Em cartaz no Belas Artes, o filme "Hot Milk" se debruça sobre os traumas e as dores que carregamos ao longo da vida, refletidos em nossas decisões (ou na falta delas). Para chegar a essa conclusão, o caminho seguido pela diretora estreante Rebecca Lenkiewicz (roteirista de "Ida" e "Desobediência") é tortuoso e misterioso.
A carga enigmática fica por conta de Sofia, uma bela jovem que acompanha a mãe em um tratamento na Espanha, na expectativa de que ela possa voltar a andar (a locomoção foi perdida repentinamente, quando a filha tinha quatro anos). Mais do que saber as razões da doença, também importante, o filme mira em Sofia.

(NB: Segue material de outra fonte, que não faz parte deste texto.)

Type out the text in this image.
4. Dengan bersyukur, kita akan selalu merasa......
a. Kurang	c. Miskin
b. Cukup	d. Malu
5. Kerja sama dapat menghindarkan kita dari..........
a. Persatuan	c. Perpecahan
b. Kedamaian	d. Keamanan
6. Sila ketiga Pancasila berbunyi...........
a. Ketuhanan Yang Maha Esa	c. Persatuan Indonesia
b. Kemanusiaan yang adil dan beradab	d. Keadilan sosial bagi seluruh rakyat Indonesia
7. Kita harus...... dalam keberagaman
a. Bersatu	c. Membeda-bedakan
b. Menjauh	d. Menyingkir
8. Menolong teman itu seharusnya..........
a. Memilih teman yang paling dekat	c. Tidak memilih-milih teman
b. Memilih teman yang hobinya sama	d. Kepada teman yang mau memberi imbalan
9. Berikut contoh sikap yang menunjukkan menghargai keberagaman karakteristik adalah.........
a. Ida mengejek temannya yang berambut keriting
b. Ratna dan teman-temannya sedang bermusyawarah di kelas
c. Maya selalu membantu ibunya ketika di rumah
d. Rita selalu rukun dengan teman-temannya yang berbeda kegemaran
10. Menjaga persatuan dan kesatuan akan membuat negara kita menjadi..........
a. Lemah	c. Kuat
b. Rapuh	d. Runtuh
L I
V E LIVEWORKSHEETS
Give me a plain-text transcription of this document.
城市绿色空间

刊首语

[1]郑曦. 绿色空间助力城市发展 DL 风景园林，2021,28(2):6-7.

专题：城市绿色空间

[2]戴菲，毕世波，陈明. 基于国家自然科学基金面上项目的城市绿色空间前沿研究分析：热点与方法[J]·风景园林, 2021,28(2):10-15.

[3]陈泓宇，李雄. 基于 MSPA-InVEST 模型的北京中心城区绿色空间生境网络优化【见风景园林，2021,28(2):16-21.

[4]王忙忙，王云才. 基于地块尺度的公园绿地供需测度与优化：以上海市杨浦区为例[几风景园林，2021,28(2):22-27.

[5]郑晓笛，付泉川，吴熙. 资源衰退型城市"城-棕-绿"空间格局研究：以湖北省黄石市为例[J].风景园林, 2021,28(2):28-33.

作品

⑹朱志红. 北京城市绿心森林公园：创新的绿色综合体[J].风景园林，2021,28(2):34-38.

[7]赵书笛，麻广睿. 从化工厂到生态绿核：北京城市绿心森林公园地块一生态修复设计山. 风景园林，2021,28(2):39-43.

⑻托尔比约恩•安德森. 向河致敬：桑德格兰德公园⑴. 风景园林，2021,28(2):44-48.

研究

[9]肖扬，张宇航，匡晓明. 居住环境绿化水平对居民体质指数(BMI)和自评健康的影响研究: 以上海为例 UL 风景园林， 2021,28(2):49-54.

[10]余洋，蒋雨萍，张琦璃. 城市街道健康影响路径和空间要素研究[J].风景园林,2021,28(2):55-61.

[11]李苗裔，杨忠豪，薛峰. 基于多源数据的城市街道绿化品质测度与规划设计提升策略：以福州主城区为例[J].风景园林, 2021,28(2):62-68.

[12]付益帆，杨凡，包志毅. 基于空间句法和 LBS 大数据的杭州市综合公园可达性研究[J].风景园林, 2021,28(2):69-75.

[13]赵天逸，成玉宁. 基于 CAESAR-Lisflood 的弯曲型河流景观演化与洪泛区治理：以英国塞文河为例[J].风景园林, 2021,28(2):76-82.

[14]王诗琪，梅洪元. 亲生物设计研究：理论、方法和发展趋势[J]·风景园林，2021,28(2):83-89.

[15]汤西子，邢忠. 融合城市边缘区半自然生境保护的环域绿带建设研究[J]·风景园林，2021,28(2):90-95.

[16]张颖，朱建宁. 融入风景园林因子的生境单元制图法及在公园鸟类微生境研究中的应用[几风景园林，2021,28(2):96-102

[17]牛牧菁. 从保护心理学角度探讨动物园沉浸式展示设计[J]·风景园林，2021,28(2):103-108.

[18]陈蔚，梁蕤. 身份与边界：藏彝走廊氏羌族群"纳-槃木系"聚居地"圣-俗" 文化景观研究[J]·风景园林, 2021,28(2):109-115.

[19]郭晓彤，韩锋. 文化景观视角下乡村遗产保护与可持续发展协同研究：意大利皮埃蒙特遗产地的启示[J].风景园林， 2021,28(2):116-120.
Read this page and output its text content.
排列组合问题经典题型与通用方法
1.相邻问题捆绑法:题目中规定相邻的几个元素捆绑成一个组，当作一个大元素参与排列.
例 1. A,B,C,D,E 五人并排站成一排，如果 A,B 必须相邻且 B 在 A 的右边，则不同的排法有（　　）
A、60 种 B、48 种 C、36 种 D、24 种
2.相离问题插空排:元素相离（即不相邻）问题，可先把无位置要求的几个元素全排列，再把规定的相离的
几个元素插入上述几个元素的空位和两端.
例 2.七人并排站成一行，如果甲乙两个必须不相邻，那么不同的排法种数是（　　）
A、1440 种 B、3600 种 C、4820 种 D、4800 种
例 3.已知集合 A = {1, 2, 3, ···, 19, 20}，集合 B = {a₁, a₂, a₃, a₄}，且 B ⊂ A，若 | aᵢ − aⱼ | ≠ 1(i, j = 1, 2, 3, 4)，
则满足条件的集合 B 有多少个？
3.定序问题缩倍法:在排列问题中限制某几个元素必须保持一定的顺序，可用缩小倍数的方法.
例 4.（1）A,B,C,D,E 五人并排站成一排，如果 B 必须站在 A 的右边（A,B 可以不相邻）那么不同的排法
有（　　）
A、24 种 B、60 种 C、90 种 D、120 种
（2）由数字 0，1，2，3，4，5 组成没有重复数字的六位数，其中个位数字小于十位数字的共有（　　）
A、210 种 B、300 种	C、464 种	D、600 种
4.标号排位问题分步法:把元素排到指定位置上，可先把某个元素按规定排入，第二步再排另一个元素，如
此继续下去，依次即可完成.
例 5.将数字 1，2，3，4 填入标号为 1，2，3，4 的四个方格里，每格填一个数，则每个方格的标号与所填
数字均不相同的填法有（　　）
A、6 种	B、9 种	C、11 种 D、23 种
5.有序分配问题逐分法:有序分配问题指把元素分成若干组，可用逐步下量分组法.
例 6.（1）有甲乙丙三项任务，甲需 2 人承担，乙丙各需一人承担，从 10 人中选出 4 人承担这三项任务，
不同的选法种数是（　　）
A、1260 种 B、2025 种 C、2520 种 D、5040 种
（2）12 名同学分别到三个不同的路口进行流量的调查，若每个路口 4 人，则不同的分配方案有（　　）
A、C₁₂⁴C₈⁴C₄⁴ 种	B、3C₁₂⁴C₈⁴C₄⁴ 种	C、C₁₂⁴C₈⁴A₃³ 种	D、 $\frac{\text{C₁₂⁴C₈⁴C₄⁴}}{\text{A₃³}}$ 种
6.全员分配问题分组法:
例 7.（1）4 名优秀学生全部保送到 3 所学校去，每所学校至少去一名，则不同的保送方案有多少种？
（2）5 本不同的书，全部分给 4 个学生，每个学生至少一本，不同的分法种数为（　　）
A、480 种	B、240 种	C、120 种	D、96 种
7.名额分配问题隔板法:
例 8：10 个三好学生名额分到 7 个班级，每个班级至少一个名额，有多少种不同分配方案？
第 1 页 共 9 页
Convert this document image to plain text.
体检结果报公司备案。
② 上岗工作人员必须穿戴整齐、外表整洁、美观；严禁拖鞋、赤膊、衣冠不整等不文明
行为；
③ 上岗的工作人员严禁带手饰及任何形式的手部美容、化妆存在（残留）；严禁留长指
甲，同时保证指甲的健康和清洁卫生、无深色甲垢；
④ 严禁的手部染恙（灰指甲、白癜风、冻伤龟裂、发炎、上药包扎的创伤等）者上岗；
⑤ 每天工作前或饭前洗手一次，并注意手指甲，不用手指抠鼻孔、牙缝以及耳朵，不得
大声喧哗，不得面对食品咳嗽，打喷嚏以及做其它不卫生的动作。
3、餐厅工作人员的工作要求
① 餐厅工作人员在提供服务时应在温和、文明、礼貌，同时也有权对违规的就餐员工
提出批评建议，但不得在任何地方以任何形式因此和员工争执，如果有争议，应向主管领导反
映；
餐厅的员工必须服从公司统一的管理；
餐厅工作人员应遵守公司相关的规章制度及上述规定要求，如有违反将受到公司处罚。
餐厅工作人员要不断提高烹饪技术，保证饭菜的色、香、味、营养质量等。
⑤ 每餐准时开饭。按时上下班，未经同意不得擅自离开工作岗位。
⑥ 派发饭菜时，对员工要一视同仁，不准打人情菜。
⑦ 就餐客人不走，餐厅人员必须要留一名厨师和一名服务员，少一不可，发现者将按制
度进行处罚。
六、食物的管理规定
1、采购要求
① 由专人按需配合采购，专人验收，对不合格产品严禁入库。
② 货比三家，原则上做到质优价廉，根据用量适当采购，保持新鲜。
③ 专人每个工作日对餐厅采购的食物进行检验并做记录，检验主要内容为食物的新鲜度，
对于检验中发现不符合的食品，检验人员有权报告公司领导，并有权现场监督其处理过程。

A primeira sequência de "Hot Milk" a mostra atravessando uma praia, apressadamente. Pouco depois surge sem abrir a boca diante da mãe e do médico. Ela vira esse meteoro silencioso, prestes a entrar na atmosfera e se espatifar em algum lugar. Antes disso, ela percorre um universo muito próprio, recheado de simbolismo.
Essa situação é ilustrada por um vídeo que assiste no notebook, com mulheres balinesas em transe, relacionado à tese de doutorado. É mais ou menos assim que ela vive, num estado constante de suspensão, como se aquela vida não fosse a dela. Devido aos problemas de saúde da mãe, Sofia passa a orbitá-la indefinitivamente.
São dois movimentos realizados por ela na narrativa, um em torno da mãe e outro, cada vez mais intenso, em direção para fora desse looping. Um conflito que se reflete na sexualidade, na relação com o país espanhol e na própria identidade. O filme é um lento processo de descobrimento dessa personagem abafada pela mãe dominadora.
Adaptada do livro homônimo de Deborah Levy, a história põe Sofia num relacionamento com uma alemã, no qual, assim como a mãe, ela exibe uma posição de comando. Enquanto a namorada assume uma posição mais descompromissada, envolvendo-se paralelamente com homens, a recém-chegada exige exclusividade.
Por mais que tente se afastar do jeito opressor da mãe, Sofia carrega esses mesmos traços em sua personalidade. Sob o forte calor da região de Almería, a garota exibe seu corpo, como se a impossibilidade de dizer o que tanto lhe incomoda pudesse ser canalizado em expressões de desejo livre e ardente.
Por duas vezes, ela é ferida na praia por uma água-viva, chamada de "monstro" pela namorada. Como Sofia, o ser marinho é misterioso e belo, quase invisível por conta do seu corpo transparente, mas machuca quem se aproxima dele, provocando urticária. Ele tem luz própria, assim como a protagonista de "Hot Milk".
É um filme principalmente sobre mulheres presas a uma outra pessoa e a um determinado papel social. A cadeira de rodas que serve de refúgio para a mãe é a mesma que prende a filha a um mundo que já gostaria de ter abandonado. A narrativa compreende justamente esse momento de tensão, em que algo está prestes a explodir.
Neste drama psicológico, Rebecca opta por não facilitar o entendimento sobre o que se passa na cabeça de suas personagens, depositando no que não é dito. Com isso, a força dramática do longa se concentra em Emma Mackey, que se torna um vulcão inativo que, em condições adversas, dá claros sinais de uma iminente erupção.